I'm not sure what next year will bring.  Or if we are even done with our trials for this year.  I know God has big plans for my life...as He does for yours.  I know I have dreams and plans and desires of my heart yet to be fulfilled.  I dream of marriage and children.  I dream of starting a foundation here locally that will provide services for families who struggle with poverty, addiction, HIV/AIDS and other things that rob their peace and joy.  I dream of finishing my Master's degree and being able to help more people.  I dream of so much more and know that God will provide what I need, when I need it to accomplish HIS will for my life.  The hard part is the waiting and trusting even when I don't see.  But this year has been a big lesson in that waiting and trusting.
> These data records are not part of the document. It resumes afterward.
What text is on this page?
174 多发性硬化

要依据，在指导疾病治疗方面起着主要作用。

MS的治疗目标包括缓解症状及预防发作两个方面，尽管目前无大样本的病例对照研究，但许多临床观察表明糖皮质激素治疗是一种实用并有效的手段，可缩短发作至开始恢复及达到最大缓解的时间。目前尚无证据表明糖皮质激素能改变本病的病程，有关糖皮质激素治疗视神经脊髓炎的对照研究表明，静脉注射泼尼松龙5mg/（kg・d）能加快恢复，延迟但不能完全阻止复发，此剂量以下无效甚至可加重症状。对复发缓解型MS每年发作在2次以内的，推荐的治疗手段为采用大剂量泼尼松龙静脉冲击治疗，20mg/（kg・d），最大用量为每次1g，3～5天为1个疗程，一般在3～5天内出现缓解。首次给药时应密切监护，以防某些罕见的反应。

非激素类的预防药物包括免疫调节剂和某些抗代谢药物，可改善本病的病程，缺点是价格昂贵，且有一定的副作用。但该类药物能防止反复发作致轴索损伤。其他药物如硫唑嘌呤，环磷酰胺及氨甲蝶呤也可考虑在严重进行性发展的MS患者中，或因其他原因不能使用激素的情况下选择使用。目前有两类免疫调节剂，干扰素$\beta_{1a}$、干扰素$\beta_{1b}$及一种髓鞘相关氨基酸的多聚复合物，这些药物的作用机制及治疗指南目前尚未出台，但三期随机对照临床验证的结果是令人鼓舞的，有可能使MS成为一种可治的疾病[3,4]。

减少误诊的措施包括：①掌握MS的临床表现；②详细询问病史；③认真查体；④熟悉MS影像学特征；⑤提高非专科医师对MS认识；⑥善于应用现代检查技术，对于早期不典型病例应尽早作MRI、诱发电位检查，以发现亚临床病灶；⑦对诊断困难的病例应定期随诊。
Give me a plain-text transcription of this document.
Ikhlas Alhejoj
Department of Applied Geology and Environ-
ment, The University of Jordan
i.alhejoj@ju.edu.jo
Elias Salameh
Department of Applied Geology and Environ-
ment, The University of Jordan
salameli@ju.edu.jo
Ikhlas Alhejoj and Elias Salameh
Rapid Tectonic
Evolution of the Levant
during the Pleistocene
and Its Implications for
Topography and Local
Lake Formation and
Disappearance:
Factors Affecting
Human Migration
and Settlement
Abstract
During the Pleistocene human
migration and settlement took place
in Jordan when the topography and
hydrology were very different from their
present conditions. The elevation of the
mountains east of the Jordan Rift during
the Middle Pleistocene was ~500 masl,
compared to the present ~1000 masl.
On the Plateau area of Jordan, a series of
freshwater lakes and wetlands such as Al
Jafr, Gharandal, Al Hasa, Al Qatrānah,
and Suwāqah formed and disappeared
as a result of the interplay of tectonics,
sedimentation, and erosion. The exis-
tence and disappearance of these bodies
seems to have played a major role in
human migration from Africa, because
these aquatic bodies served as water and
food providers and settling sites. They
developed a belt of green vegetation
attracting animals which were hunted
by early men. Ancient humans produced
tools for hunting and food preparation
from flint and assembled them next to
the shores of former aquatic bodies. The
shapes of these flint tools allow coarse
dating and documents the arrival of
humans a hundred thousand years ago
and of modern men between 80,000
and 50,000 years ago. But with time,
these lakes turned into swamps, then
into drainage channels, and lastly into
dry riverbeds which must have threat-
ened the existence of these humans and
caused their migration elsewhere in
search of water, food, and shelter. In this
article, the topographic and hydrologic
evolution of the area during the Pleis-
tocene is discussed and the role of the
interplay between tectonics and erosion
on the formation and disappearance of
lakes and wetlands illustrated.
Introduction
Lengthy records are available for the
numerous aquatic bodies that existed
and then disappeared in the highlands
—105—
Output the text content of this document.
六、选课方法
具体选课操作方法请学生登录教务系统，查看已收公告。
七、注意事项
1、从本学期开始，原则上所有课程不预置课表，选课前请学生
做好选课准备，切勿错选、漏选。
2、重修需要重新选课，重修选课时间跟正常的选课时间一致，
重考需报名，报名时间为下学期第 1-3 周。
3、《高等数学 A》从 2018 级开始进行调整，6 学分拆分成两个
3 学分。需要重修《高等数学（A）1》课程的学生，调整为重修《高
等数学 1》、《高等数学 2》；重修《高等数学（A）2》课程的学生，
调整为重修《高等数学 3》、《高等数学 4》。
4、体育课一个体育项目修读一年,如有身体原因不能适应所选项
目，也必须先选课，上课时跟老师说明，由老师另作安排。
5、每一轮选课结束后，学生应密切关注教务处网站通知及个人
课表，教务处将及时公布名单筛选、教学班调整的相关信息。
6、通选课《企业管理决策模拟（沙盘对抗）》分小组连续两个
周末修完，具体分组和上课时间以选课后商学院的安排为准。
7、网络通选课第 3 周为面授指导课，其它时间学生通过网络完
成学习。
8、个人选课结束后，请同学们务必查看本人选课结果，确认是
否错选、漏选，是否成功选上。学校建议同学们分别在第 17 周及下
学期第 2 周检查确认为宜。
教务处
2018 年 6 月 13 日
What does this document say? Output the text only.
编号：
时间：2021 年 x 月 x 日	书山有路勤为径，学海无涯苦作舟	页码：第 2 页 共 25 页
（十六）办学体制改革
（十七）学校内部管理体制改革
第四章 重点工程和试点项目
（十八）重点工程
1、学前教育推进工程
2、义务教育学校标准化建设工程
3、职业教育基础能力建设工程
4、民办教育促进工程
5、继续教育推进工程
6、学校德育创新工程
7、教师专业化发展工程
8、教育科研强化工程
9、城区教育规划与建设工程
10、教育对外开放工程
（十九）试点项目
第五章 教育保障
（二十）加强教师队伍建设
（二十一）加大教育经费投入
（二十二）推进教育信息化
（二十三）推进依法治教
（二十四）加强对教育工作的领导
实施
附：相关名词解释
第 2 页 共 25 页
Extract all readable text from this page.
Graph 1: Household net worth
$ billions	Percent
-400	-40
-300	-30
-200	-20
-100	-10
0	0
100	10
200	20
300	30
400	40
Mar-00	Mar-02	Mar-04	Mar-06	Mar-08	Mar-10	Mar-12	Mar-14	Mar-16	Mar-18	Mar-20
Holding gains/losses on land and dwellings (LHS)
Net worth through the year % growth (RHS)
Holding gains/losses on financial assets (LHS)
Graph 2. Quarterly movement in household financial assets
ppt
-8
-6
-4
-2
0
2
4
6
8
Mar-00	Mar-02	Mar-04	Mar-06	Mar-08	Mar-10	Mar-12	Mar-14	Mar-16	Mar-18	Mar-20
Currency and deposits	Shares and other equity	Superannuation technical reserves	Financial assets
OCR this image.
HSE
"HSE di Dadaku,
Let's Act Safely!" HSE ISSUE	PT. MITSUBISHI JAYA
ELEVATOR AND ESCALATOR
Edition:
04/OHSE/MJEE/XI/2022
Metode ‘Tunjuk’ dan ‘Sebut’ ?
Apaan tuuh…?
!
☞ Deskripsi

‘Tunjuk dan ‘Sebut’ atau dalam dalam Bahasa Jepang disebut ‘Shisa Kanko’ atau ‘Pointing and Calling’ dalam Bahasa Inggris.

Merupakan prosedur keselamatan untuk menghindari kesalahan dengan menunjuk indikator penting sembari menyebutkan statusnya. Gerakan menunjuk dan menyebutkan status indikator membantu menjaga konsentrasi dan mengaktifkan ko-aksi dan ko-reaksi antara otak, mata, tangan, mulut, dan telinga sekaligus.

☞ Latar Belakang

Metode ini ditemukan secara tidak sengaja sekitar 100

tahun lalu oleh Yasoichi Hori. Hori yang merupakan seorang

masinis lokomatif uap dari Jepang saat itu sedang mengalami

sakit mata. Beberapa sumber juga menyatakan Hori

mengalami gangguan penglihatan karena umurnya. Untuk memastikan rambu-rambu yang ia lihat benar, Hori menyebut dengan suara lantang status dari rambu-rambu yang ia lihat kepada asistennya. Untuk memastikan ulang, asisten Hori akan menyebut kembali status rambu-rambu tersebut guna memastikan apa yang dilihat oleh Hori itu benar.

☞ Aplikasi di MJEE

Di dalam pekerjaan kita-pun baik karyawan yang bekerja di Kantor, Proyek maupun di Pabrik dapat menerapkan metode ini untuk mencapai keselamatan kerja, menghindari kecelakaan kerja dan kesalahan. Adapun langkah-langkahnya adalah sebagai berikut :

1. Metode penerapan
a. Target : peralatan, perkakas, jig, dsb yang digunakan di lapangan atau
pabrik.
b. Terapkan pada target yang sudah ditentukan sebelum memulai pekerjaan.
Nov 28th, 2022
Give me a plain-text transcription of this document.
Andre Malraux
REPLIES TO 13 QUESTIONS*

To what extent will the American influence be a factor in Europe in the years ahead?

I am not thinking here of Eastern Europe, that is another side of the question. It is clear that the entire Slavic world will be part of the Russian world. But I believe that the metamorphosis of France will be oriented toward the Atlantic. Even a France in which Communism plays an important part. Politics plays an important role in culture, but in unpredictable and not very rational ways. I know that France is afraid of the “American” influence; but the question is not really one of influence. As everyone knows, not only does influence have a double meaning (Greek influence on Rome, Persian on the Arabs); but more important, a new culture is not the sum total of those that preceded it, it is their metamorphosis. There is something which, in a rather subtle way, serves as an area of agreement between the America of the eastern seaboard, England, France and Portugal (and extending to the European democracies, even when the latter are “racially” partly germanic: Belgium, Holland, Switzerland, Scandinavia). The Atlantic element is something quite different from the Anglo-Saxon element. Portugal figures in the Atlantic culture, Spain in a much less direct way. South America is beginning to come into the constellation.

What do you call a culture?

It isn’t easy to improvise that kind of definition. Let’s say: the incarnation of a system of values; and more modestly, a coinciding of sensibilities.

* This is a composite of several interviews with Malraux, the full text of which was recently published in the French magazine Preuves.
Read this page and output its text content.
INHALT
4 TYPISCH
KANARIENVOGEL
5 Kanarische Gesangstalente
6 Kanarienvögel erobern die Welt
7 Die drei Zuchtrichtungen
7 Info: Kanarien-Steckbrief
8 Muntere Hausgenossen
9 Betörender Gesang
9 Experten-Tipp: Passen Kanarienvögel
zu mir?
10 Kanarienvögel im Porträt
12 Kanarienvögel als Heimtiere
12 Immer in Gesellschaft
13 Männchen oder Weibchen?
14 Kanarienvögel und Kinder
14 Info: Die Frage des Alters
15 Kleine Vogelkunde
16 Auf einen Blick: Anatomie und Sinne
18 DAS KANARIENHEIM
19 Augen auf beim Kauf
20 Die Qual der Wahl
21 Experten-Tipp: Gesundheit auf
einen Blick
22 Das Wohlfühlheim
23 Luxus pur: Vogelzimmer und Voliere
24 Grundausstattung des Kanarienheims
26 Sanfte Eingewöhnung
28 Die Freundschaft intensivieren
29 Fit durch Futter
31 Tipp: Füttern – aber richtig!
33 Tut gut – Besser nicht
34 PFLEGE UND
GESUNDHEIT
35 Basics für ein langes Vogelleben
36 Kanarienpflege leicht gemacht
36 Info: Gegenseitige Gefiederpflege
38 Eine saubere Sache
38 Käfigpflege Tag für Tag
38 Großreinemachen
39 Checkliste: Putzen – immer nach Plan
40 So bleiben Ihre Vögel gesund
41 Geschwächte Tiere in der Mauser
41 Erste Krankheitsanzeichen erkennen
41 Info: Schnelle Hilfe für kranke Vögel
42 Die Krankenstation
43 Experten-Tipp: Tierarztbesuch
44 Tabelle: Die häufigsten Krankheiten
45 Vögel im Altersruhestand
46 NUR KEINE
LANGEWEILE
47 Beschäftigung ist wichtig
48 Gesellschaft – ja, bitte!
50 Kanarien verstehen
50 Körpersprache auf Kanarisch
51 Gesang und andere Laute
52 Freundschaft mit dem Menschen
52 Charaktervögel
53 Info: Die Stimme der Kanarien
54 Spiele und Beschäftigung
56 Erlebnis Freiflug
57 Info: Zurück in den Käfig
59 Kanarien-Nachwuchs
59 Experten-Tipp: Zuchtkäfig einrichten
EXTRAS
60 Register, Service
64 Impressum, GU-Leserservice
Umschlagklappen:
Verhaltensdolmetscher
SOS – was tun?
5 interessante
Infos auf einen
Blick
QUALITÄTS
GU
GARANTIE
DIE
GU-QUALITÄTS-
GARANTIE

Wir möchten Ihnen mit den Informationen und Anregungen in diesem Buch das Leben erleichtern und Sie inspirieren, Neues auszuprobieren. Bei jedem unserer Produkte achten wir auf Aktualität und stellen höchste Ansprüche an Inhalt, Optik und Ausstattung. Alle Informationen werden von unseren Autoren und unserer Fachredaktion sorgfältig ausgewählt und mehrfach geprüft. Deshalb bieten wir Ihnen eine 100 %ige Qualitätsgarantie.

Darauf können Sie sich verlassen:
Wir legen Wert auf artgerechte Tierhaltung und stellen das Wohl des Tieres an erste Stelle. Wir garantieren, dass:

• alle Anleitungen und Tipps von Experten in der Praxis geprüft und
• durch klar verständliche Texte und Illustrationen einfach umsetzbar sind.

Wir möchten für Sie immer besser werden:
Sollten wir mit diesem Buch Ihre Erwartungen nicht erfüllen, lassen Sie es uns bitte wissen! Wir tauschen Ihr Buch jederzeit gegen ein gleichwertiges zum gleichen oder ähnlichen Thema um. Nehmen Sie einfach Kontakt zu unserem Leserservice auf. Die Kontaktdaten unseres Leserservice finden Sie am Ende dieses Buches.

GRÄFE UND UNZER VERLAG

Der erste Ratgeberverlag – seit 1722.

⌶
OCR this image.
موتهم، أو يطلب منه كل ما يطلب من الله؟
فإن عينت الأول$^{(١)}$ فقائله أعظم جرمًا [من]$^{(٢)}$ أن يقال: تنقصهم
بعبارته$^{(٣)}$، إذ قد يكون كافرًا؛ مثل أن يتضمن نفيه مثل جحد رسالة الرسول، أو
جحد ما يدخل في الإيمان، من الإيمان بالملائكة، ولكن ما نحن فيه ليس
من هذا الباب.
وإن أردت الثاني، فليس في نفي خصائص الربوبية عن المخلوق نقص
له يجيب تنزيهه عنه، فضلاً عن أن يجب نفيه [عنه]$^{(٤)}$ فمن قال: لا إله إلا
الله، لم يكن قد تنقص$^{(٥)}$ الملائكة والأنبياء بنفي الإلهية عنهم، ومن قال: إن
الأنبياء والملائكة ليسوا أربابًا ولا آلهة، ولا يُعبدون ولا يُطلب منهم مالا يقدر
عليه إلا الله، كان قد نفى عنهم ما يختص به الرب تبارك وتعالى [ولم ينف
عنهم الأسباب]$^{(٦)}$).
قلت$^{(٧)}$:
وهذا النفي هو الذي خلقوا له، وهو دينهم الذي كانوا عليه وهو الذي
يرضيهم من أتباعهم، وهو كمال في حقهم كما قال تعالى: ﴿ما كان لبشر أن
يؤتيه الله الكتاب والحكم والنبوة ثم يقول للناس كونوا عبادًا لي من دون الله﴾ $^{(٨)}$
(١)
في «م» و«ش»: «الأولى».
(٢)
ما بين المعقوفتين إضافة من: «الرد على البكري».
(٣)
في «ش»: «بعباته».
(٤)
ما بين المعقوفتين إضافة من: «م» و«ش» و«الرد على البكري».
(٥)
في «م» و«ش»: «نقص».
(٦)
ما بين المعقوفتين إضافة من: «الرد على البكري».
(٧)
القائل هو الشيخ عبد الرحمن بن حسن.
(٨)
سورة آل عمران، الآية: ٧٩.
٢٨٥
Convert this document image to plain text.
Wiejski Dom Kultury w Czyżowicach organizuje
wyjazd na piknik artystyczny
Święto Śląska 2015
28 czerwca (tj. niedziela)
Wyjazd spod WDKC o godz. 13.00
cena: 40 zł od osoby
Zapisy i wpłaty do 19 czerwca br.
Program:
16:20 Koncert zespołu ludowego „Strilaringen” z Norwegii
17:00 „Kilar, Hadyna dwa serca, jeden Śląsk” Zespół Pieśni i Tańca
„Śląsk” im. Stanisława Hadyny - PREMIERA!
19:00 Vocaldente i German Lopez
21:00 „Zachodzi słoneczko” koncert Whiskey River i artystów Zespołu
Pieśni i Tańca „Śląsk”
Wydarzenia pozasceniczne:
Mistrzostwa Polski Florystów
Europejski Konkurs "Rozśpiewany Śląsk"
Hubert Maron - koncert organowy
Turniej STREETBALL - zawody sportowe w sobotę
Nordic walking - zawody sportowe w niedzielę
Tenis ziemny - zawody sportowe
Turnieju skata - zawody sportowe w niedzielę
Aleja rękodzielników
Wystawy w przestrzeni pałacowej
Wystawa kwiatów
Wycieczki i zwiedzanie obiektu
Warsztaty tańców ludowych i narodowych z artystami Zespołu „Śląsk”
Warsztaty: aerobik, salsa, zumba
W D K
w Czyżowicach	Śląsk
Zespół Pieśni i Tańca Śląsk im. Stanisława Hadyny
So through all the trials of this year, God has remained the one constant in my life.  After a year of so much loss and pain, you begin to really know what is important in life and what truly matters in this life.  I posted this quote on my Facebook page earlier this week...I was sitting looking at my little Christmas tree and was just overwhelmed with emotion.  So I thought I'd close this post with it.  I also have included a couple of videos...one is a song that my friend Ruth posted earlier today...a new song to me but a powerful one that explains nothing is wasted in the hands of the Redeemer...He works all things for our good.  One that is dedicated to my family, friends and precious Savior this Christmas and a last one that explains how we've made it through this year.

Listening to Christmas music, enjoying my tree and Nativity sets and feeling so blessed and thankful and at peace. It's been a crazy, hard, chaotic year...but God has been faithful through it all. Don't waste your energy hurting others or worrying or seeking your own gain or focusing on things that don't matter. Spend it wisely in love and compassion and selflessness and serving others. Life is fragile. People are fragile. Please remember that this Christmas and share HIS love with everyone you meet...even when it may not be easy or convenient. Make things right with those in your life that you have wronged...you never know when that moment might be their last or how deeply they have been affected by that hurt. Speak peace and love to those you come in contact with. Be thankful for each breath you are blessed to take. Make sure to tell those you love just how much you love them...before it's too late. And remember God is always there. And He will always love you more than you can fathom and treasure you more than you could ever comprehend. Always.